The Philosophy of Deep Learning: Summary

Therefore, what is needed is a model where everything that goes down (the evaluations) is connected in one network of deep evaluation, and each layer in it has outputs and inputs to what happens in the regular deep network, that is to the parallel layer in the computing network, which goes up. The input to the evaluation network from the computing network is the output of a layer of the computing network, which is transferred to the evaluation network - for its evaluation. And the output from the evaluating network to the computing network is its evaluation output - which is guidance. Yes, it's completely symmetrical from both directions. And therefore much more general. One network that goes up and opposite it a completely parallel network that goes down. And in the particular case that they have exactly the same structure, then actually each neuron has double weights, downwards and upwards, for their update. That is, it can be thought of as one network (double action), but perhaps it's better to give the evaluating network independence in architecture, that is two networks that control each other. And what does all this say to NP? The definition of learning here is as a decomposition into layers of evaluator and evaluated, teacher and students.
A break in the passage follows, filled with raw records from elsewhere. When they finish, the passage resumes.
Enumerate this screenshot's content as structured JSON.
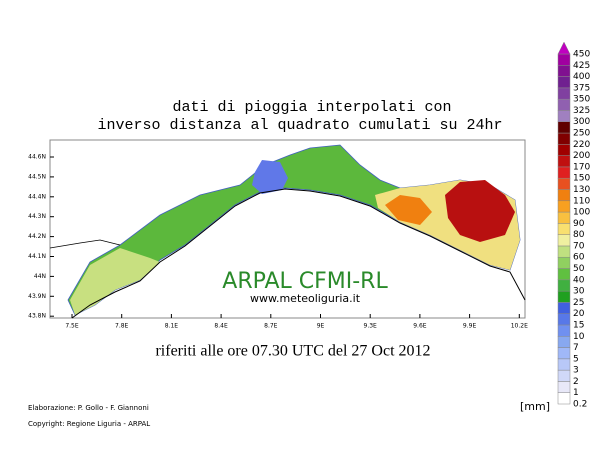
{
  "title": [
    "dati di pioggia interpolati con",
    "inverso distanza al quadrato cumulati su 24hr"
  ],
  "watermark": "ARPAL CFMI-RL",
  "website": "www.meteoliguria.it",
  "subtitle": "riferiti alle ore 07.30 UTC del 27 Oct 2012",
  "credits": [
    "Elaborazione: P. Gollo - F. Giannoni",
    "Copyright: Regione Liguria - ARPAL"
  ],
  "unit": "[mm]",
  "lat_ticks": [
    "44.6N",
    "44.5N",
    "44.4N",
    "44.3N",
    "44.2N",
    "44.1N",
    "44N",
    "43.9N",
    "43.8N"
  ],
  "lon_ticks": [
    "7.5E",
    "7.8E",
    "8.1E",
    "8.4E",
    "8.7E",
    "9E",
    "9.3E",
    "9.6E",
    "9.9E",
    "10.2E"
  ],
  "scale": {
    "labels": [
      0.2,
      1,
      2,
      3,
      5,
      7,
      10,
      15,
      20,
      25,
      30,
      40,
      50,
      60,
      70,
      80,
      90,
      100,
      110,
      130,
      150,
      170,
      200,
      220,
      250,
      300,
      325,
      350,
      375,
      400,
      425,
      450
    ],
    "colors": [
      "#ffffff",
      "#e8e8f8",
      "#d0d8f8",
      "#b8c8f8",
      "#a0b8f8",
      "#88a8f0",
      "#7090f0",
      "#5878e8",
      "#4060e0",
      "#20a020",
      "#40b040",
      "#60c040",
      "#90d060",
      "#c0e080",
      "#f0f0a0",
      "#f8e070",
      "#f8c040",
      "#f8a020",
      "#f08010",
      "#e85020",
      "#e02020",
      "#c01010",
      "#a00000",
      "#800000",
      "#600000",
      "#a080c0",
      "#9060b0",
      "#8040a0",
      "#702090",
      "#801090",
      "#a000a0",
      "#c000c0"
    ]
  }
}
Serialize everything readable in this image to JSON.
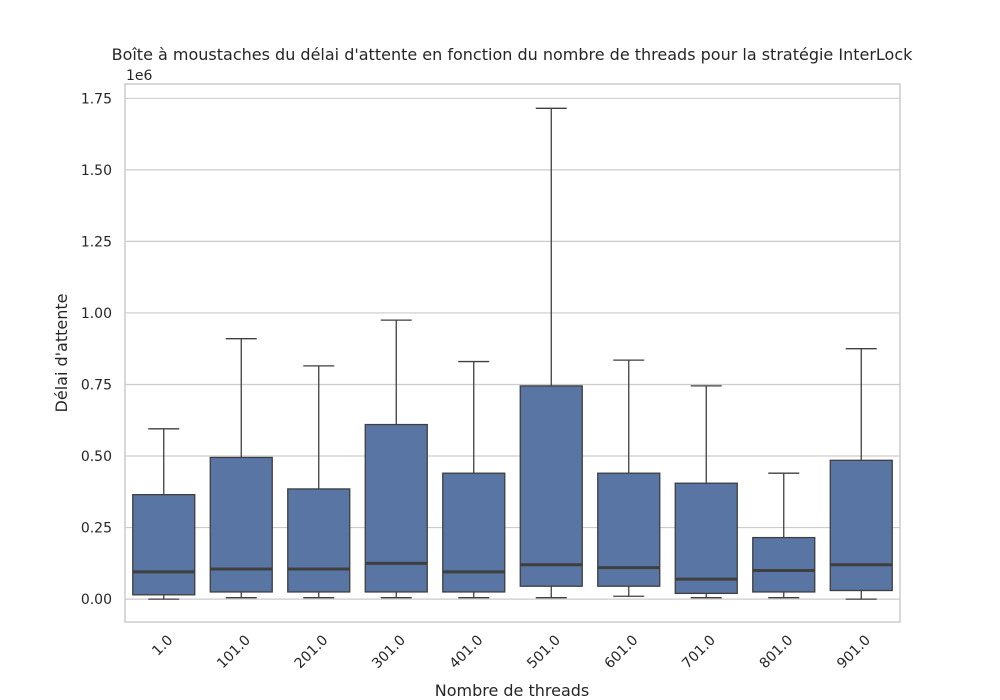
{
  "chart_data": {
    "type": "box",
    "title": "Boîte à moustaches du délai d'attente en fonction du nombre de threads pour la stratégie InterLock",
    "xlabel": "Nombre de threads",
    "ylabel": "Délai d'attente",
    "y_offset_label": "1e6",
    "ylim": [
      -80000,
      1800000
    ],
    "yticks": [
      0,
      250000,
      500000,
      750000,
      1000000,
      1250000,
      1500000,
      1750000
    ],
    "ytick_labels": [
      "0.00",
      "0.25",
      "0.50",
      "0.75",
      "1.00",
      "1.25",
      "1.50",
      "1.75"
    ],
    "grid": true,
    "box_color": "#5875a4",
    "categories": [
      "1.0",
      "101.0",
      "201.0",
      "301.0",
      "401.0",
      "501.0",
      "601.0",
      "701.0",
      "801.0",
      "901.0"
    ],
    "boxes": [
      {
        "whislo": 0,
        "q1": 15000,
        "median": 95000,
        "q3": 365000,
        "whishi": 595000
      },
      {
        "whislo": 5000,
        "q1": 25000,
        "median": 105000,
        "q3": 495000,
        "whishi": 910000
      },
      {
        "whislo": 5000,
        "q1": 25000,
        "median": 105000,
        "q3": 385000,
        "whishi": 815000
      },
      {
        "whislo": 5000,
        "q1": 25000,
        "median": 125000,
        "q3": 610000,
        "whishi": 975000
      },
      {
        "whislo": 5000,
        "q1": 25000,
        "median": 95000,
        "q3": 440000,
        "whishi": 830000
      },
      {
        "whislo": 5000,
        "q1": 45000,
        "median": 120000,
        "q3": 745000,
        "whishi": 1715000
      },
      {
        "whislo": 10000,
        "q1": 45000,
        "median": 110000,
        "q3": 440000,
        "whishi": 835000
      },
      {
        "whislo": 5000,
        "q1": 20000,
        "median": 70000,
        "q3": 405000,
        "whishi": 745000
      },
      {
        "whislo": 5000,
        "q1": 25000,
        "median": 100000,
        "q3": 215000,
        "whishi": 440000
      },
      {
        "whislo": 0,
        "q1": 30000,
        "median": 120000,
        "q3": 485000,
        "whishi": 875000
      }
    ]
  }
}
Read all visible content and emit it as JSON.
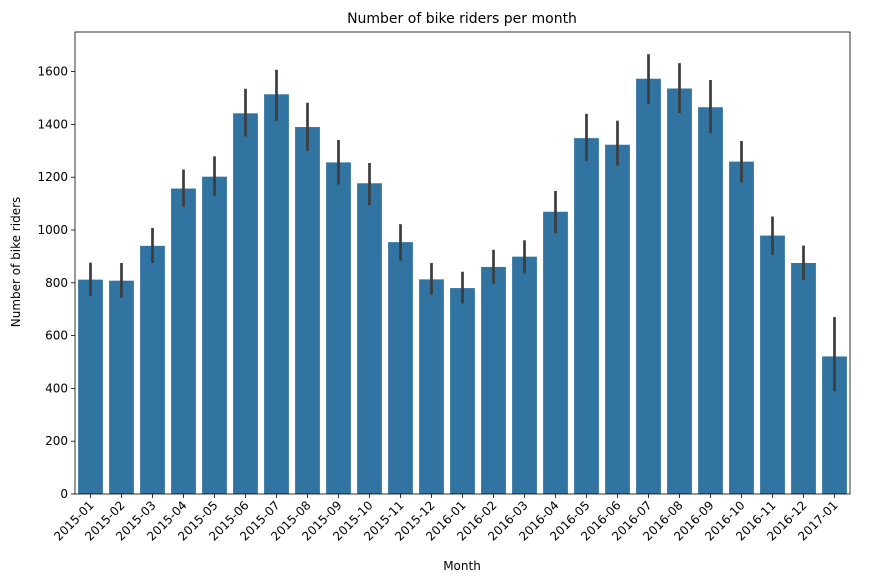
{
  "colors": {
    "bar": "#3274a1",
    "error_bar": "#3c3c3c",
    "axis": "#000000",
    "background": "#ffffff"
  },
  "chart_data": {
    "type": "bar",
    "title": "Number of bike riders per month",
    "xlabel": "Month",
    "ylabel": "Number of bike riders",
    "ylim": [
      0,
      1750
    ],
    "yticks": [
      0,
      200,
      400,
      600,
      800,
      1000,
      1200,
      1400,
      1600
    ],
    "grid": false,
    "categories": [
      "2015-01",
      "2015-02",
      "2015-03",
      "2015-04",
      "2015-05",
      "2015-06",
      "2015-07",
      "2015-08",
      "2015-09",
      "2015-10",
      "2015-11",
      "2015-12",
      "2016-01",
      "2016-02",
      "2016-03",
      "2016-04",
      "2016-05",
      "2016-06",
      "2016-07",
      "2016-08",
      "2016-09",
      "2016-10",
      "2016-11",
      "2016-12",
      "2017-01"
    ],
    "values": [
      812,
      808,
      940,
      1157,
      1202,
      1442,
      1514,
      1390,
      1256,
      1177,
      954,
      813,
      780,
      860,
      899,
      1069,
      1348,
      1323,
      1573,
      1536,
      1465,
      1259,
      979,
      875,
      521
    ],
    "error_low": [
      750,
      743,
      875,
      1088,
      1128,
      1354,
      1413,
      1300,
      1172,
      1094,
      884,
      755,
      722,
      797,
      835,
      988,
      1262,
      1244,
      1478,
      1443,
      1367,
      1180,
      906,
      810,
      389
    ],
    "error_high": [
      876,
      875,
      1008,
      1229,
      1279,
      1535,
      1607,
      1482,
      1341,
      1254,
      1022,
      875,
      842,
      925,
      961,
      1148,
      1440,
      1414,
      1666,
      1632,
      1568,
      1337,
      1051,
      941,
      670
    ]
  }
}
And the question is whether such a decomposition exists, or not, for a problem, when every polynomial algorithm is such a decomposition. That is, this is a different definition of learning than the one we saw in the philosophy of computer science, and it may be more suitable for dealing with the fundamental problem of these sciences. And I have already passed the stage in my life where I am able to take these thoughts and turn them into formal ones - but maybe you will be able to.